Just wanted to let everyone know that the DesktopBSD website is back online, and we are trying to jumpstart the project again.

The forums are also working, so please register and let us know your ideas.  Developers and users are welcome.

P.S. Hope this is OK to post in the Off Topic section, since there is a big following for DesktopBSD among FreeBSD users.


----------



## sk8harddiefast (Mar 12, 2013)

Î¤his is great news!
There is no problem to discuss any OS here. Just you can't solve other OS problems except FreeBSD.


----------



## bsduser35325 (Mar 12, 2013)

Links are missing on the left.


----------



## vermaden (Mar 12, 2013)

TeknoUnix said:
			
		

> we are trying to jumpstart the project again.


Why not join PC-BSD or GhostBSD?


----------



## taz (Mar 13, 2013)

I have always wondered why DesktopBSD and PC-BSD have not "merged" into one project. They seem to be two exactly the same ideas except for package management I guess.
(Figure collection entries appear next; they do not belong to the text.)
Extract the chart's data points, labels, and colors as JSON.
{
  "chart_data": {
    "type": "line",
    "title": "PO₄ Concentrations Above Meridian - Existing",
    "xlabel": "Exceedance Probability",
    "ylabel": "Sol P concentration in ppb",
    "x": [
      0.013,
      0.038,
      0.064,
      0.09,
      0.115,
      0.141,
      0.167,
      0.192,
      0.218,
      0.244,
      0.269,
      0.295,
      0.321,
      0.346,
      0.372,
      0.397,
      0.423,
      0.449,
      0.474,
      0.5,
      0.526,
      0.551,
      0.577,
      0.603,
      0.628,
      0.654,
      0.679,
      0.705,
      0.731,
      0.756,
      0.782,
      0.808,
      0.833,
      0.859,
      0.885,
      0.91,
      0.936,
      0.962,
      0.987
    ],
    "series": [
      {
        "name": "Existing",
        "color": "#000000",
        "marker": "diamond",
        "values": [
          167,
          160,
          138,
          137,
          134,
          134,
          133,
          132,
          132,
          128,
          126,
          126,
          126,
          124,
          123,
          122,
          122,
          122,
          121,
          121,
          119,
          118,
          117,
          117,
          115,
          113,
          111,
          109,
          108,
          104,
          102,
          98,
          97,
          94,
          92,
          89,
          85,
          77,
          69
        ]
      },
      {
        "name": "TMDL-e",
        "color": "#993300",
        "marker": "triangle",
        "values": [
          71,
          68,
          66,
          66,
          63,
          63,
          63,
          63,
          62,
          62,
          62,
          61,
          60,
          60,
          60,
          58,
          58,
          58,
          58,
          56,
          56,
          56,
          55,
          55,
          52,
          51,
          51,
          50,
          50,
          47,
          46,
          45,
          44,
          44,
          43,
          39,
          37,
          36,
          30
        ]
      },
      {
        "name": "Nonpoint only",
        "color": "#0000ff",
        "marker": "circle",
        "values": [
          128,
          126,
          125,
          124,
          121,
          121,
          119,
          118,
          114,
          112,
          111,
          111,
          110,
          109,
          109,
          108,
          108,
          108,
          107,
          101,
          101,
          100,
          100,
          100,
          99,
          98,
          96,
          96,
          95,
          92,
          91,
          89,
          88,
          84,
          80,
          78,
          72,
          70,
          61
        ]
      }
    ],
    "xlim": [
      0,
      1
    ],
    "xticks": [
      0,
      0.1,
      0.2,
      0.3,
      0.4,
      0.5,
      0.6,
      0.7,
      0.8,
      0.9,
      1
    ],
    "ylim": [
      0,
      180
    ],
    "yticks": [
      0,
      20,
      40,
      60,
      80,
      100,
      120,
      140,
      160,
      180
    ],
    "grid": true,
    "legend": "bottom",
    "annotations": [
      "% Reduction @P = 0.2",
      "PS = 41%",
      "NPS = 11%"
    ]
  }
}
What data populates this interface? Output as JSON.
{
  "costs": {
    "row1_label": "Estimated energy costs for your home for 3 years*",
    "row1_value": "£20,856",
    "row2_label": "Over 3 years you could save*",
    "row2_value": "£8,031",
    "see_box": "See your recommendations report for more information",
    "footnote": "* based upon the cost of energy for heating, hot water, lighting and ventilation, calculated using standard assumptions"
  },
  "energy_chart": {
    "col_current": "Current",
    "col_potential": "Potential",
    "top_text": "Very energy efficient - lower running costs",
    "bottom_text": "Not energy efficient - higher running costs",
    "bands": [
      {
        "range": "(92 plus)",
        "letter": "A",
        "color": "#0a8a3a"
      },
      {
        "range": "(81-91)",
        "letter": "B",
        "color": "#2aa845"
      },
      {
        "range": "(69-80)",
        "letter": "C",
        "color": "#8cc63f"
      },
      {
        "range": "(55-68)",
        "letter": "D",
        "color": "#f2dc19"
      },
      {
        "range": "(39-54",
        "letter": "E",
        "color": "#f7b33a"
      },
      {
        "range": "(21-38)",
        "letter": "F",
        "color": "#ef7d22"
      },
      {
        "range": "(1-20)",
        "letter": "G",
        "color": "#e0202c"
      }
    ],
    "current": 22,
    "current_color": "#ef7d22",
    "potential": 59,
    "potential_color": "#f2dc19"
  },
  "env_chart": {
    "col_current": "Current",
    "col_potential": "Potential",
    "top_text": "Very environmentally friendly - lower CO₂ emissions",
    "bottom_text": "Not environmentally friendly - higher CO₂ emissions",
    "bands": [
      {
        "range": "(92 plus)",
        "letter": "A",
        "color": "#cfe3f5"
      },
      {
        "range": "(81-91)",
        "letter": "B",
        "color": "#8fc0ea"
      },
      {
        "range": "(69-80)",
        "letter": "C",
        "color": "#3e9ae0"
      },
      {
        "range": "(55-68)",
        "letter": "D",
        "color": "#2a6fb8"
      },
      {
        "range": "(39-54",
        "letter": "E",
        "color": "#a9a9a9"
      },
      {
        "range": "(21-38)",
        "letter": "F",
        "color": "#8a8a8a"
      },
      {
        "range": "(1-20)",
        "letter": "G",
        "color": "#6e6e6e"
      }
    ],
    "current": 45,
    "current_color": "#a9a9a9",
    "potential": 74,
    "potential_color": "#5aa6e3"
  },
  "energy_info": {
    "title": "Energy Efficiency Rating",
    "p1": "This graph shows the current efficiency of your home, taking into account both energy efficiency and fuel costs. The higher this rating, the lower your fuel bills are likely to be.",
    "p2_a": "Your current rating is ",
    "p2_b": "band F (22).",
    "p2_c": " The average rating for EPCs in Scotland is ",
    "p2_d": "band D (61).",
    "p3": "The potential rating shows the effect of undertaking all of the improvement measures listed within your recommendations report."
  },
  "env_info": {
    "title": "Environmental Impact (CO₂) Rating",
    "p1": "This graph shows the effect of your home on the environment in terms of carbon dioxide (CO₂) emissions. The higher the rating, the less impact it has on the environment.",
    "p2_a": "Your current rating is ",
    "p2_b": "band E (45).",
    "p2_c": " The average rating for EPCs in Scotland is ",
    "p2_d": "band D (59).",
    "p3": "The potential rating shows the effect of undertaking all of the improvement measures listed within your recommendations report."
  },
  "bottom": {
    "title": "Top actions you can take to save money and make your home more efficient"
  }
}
Since PC-BSD is no longer KDE specific and (currently) is the most mature "FreeBSD desktop" project it just seems that much more could be accomplished if developers from DesktopBSD and GhostBSD would focus on PC-BSD project rather than "reinventing the wheel".

Anyway it's just a thought that passed through my mind when I read this post but otherwise it's a great news!


----------



## ananm1 (Mar 13, 2013)

Anan-BSD anyone? For Tablet computers?


----------



## sk8harddiefast (Mar 13, 2013)

I installed only once DesktopBSD in my life. The only I remember is that is was extremely fast on install!


----------